Alle drei Charaktere und auch Das Vieh werden spielbar sein. Dabei sollen ihre unterschiedlichen Fähigkeiten starken Einfluss auf den Ablauf nehmen. So können bestimmte Rätsel nur unter zu Hilfenahme verschiedener Hauptcharaktere gelöst werden. Sie müssen also oft an einem Strang ziehen.

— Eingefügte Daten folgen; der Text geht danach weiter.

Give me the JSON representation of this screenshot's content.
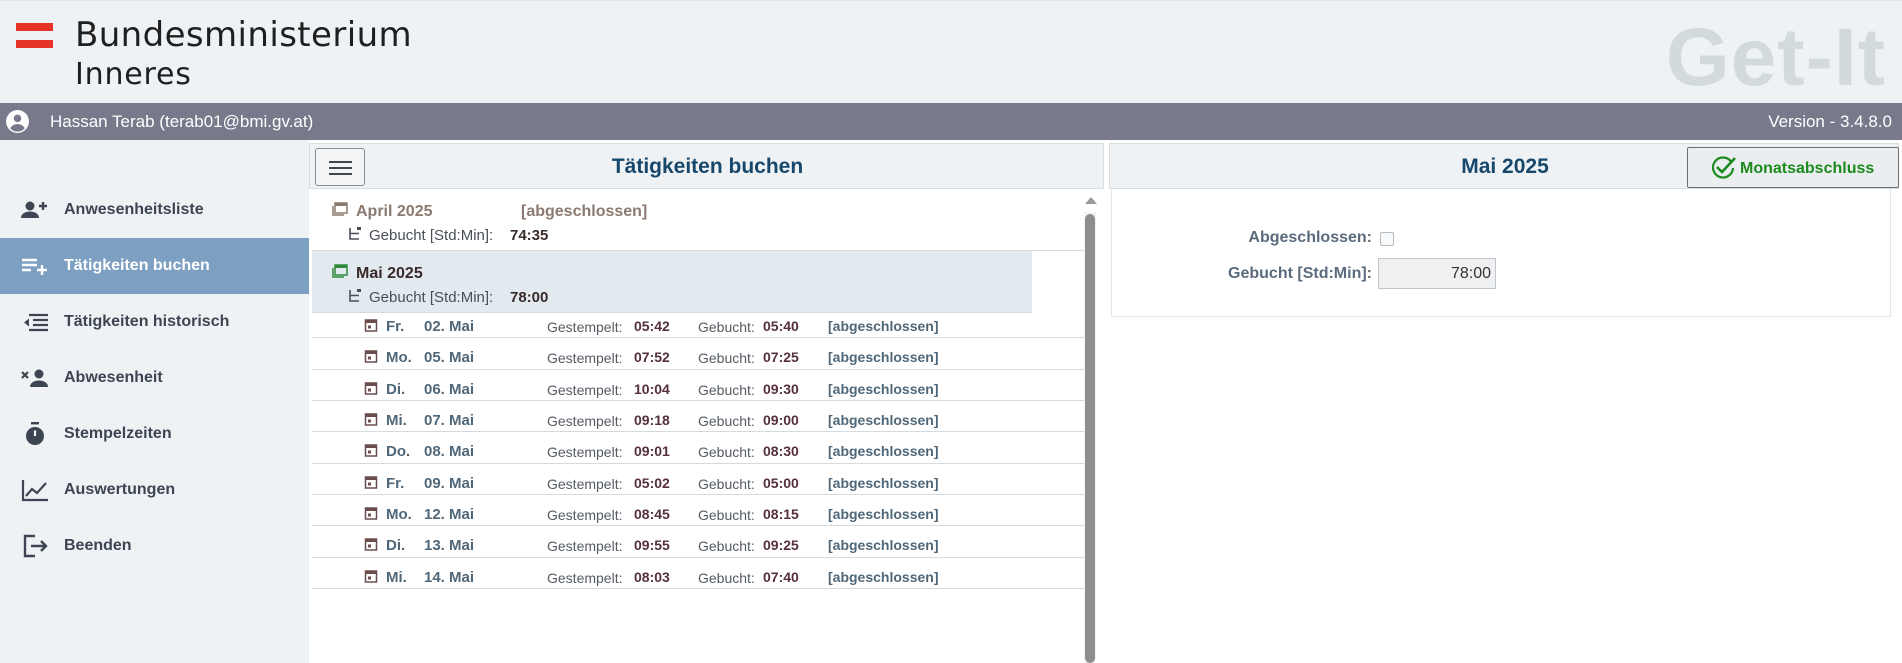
{
  "header": {
    "logo_line1": "Bundesministerium",
    "logo_line2": "Inneres",
    "app_brand": "Get-It"
  },
  "user_bar": {
    "user": "Hassan Terab (terab01@bmi.gv.at)",
    "version": "Version - 3.4.8.0"
  },
  "sidebar": {
    "items": [
      {
        "label": "Anwesenheitsliste",
        "icon": "add-user-icon",
        "active": false
      },
      {
        "label": "Tätigkeiten buchen",
        "icon": "playlist-add-icon",
        "active": true
      },
      {
        "label": "Tätigkeiten historisch",
        "icon": "list-history-icon",
        "active": false
      },
      {
        "label": "Abwesenheit",
        "icon": "remove-user-icon",
        "active": false
      },
      {
        "label": "Stempelzeiten",
        "icon": "stopwatch-icon",
        "active": false
      },
      {
        "label": "Auswertungen",
        "icon": "line-chart-icon",
        "active": false
      },
      {
        "label": "Beenden",
        "icon": "exit-icon",
        "active": false
      }
    ]
  },
  "middle": {
    "title": "Tätigkeiten buchen",
    "months": [
      {
        "name": "April 2025",
        "status": "[abgeschlossen]",
        "booked_label": "Gebucht [Std:Min]:",
        "booked": "74:35",
        "selected": false
      },
      {
        "name": "Mai 2025",
        "status": "",
        "booked_label": "Gebucht [Std:Min]:",
        "booked": "78:00",
        "selected": true
      }
    ],
    "days": [
      {
        "weekday": "Fr.",
        "date": "02. Mai",
        "stamped_label": "Gestempelt:",
        "stamped": "05:42",
        "booked_label": "Gebucht:",
        "booked": "05:40",
        "status": "[abgeschlossen]"
      },
      {
        "weekday": "Mo.",
        "date": "05. Mai",
        "stamped_label": "Gestempelt:",
        "stamped": "07:52",
        "booked_label": "Gebucht:",
        "booked": "07:25",
        "status": "[abgeschlossen]"
      },
      {
        "weekday": "Di.",
        "date": "06. Mai",
        "stamped_label": "Gestempelt:",
        "stamped": "10:04",
        "booked_label": "Gebucht:",
        "booked": "09:30",
        "status": "[abgeschlossen]"
      },
      {
        "weekday": "Mi.",
        "date": "07. Mai",
        "stamped_label": "Gestempelt:",
        "stamped": "09:18",
        "booked_label": "Gebucht:",
        "booked": "09:00",
        "status": "[abgeschlossen]"
      },
      {
        "weekday": "Do.",
        "date": "08. Mai",
        "stamped_label": "Gestempelt:",
        "stamped": "09:01",
        "booked_label": "Gebucht:",
        "booked": "08:30",
        "status": "[abgeschlossen]"
      },
      {
        "weekday": "Fr.",
        "date": "09. Mai",
        "stamped_label": "Gestempelt:",
        "stamped": "05:02",
        "booked_label": "Gebucht:",
        "booked": "05:00",
        "status": "[abgeschlossen]"
      },
      {
        "weekday": "Mo.",
        "date": "12. Mai",
        "stamped_label": "Gestempelt:",
        "stamped": "08:45",
        "booked_label": "Gebucht:",
        "booked": "08:15",
        "status": "[abgeschlossen]"
      },
      {
        "weekday": "Di.",
        "date": "13. Mai",
        "stamped_label": "Gestempelt:",
        "stamped": "09:55",
        "booked_label": "Gebucht:",
        "booked": "09:25",
        "status": "[abgeschlossen]"
      },
      {
        "weekday": "Mi.",
        "date": "14. Mai",
        "stamped_label": "Gestempelt:",
        "stamped": "08:03",
        "booked_label": "Gebucht:",
        "booked": "07:40",
        "status": "[abgeschlossen]"
      }
    ]
  },
  "right": {
    "title": "Mai 2025",
    "close_button": "Monatsabschluss",
    "closed_label": "Abgeschlossen:",
    "closed_checked": false,
    "booked_label": "Gebucht [Std:Min]:",
    "booked_value": "78:00"
  },
  "colors": {
    "accent_blue": "#17476b",
    "sidebar_active": "#7d9fc1",
    "user_bar": "#787a8b",
    "success_green": "#1c8a1c",
    "flag_red": "#e6332a"
  }
}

So wird Wilbur beispielsweise enge Passagen überwinden können, dafür aber nicht das ach so wichtige Buch vom Regal nehmen können.

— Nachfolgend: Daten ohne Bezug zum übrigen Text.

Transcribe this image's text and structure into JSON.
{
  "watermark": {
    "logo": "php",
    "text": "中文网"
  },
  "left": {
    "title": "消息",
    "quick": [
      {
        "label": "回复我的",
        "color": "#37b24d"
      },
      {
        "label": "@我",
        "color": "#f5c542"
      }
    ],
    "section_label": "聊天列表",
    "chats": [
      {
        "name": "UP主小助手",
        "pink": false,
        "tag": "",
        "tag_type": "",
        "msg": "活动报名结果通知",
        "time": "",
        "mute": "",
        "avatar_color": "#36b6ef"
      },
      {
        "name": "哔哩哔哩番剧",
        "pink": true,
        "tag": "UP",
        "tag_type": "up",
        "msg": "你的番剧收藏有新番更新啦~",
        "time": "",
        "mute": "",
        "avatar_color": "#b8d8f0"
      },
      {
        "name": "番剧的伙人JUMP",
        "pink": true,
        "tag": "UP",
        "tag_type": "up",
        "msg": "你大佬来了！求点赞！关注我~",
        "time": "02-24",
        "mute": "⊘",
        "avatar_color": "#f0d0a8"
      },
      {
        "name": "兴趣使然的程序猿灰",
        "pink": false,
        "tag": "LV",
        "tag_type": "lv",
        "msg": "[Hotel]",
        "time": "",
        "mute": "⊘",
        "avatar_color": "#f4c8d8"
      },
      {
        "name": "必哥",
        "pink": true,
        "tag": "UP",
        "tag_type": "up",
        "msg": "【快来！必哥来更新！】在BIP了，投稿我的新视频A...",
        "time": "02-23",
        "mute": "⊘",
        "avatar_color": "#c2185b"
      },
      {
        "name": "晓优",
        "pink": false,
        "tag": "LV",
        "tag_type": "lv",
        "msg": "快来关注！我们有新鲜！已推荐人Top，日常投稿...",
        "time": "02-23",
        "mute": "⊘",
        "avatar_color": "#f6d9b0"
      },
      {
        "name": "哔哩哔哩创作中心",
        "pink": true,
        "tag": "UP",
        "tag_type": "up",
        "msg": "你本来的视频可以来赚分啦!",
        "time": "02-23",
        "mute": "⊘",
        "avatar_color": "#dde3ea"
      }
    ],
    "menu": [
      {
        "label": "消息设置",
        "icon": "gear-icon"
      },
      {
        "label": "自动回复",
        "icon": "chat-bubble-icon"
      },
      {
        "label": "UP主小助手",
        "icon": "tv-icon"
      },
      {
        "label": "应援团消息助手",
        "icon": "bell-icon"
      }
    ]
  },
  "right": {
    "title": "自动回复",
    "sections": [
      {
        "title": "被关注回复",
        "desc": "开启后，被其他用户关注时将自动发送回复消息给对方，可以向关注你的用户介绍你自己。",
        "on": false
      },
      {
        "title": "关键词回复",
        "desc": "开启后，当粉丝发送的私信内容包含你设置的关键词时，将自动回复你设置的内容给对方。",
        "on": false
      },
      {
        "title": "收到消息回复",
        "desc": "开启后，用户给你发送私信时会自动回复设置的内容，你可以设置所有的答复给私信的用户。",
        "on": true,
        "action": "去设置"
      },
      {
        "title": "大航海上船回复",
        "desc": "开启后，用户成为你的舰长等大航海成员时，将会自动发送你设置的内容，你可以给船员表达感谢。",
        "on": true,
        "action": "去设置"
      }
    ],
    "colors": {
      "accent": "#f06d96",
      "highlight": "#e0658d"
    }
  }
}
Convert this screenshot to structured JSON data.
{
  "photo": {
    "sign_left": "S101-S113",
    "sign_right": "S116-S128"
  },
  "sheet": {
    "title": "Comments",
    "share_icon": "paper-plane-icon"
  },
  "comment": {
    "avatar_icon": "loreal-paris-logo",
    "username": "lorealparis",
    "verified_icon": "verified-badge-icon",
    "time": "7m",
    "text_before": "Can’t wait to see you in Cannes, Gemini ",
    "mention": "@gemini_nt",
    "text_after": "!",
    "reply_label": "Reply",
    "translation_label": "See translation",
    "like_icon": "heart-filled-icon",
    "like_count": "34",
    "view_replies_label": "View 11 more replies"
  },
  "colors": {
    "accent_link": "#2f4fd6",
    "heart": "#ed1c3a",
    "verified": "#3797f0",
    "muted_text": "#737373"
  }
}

Durch den Einsatz der Charaktere soll es übrigens auch möglich sein, Rätsel auf verschiedene Art zu lösen oder, da man die freie Wahl hat, auf welche Charaktere man zurückgreift, beim zweiten oder dritten Durchspielen auf ganz neue Denkaufgaben stoßen. Dabei wird das Rätseldesign gekonnt komisch inszeniert. So wird man beispielsweise einmal den Tod überlisten müssen, um ein Geist zu werden. Dieser hat aber ziemliche Langeweile, weil in Adventures im Gegensatz zu RPGs nie jemand stirbt. Man muss ihn also austricksen. Ein andermal treffen sich zwei Spieler vom World of Bureaucracy (Welt der Bürokratie). Da diese Beiden ja bereits in einer Fantasy-Welt leben, wollen sie nicht von Magie und Schwertern hören, sondern spielen lieber unseren Alltag nach. Sie suchen nach epischen Fahrrädern und lösen Quests auf Arbeit. Um weiterzukommen, muss man deren Rechner zum Absturz bringen. Insgesamt soll es über 150 Rätsel und 200 Items geben, die kombiniert und richtig eingesetzt werden müssen. Dabei bilden knapp 60 Locations das richtige Umfeld. Eine Landkarte hilft beim Reisen von Ort zu Ort.
Bezaubernd schön
Grafisch bietet das Spiel eine ganze Menge. So sind die Entwickler vor allem auf die Mimik der Charaktere stolz, die etwa Wut, Ärger, aber auch Freude und Erleichterung sehr gut rüberbringt. Die ganze Welt wirkt dynamisch, kein steriles Herumstehen der NPCs, keine festen Hintergründe. Diese bestehen zum Teil aus gerenderten Elementen und zahlreichen animierten Echtzeit 3D-Objekten. Ein ausgefeiltes Partikelsystem für Rauch und Nebel , sowie realistische Licht- und Schattenwürfe erzeugen eine stimmige Atmosphäre. Scroll- und Zoomfunktionen werden ebenfalls angeboten. Leider konnte man uns noch nichts genaues zu den Synchronsprechern sagen. Ob diese Prominent sein werden steht also noch in den Sternen.
Ersteindruck
The Book of Unwritten Tales könnte ganz groß werden. Momentan fehlt zwar noch die Sprachausgabe und wir alle wissen, dass solch ein Projekt damit stehen und fallen kann, aber die witzige Story, die vielen einfallsreichen Rätsel, die urkomischen Ideen und die bereits jetzt starke technische Seite lassen auf ein Point&Click-Adventure hoffen, dessen 15-20 Stunden wir genauso wenig vergessen, wie die von Genrereferenzen a là Monkey Island.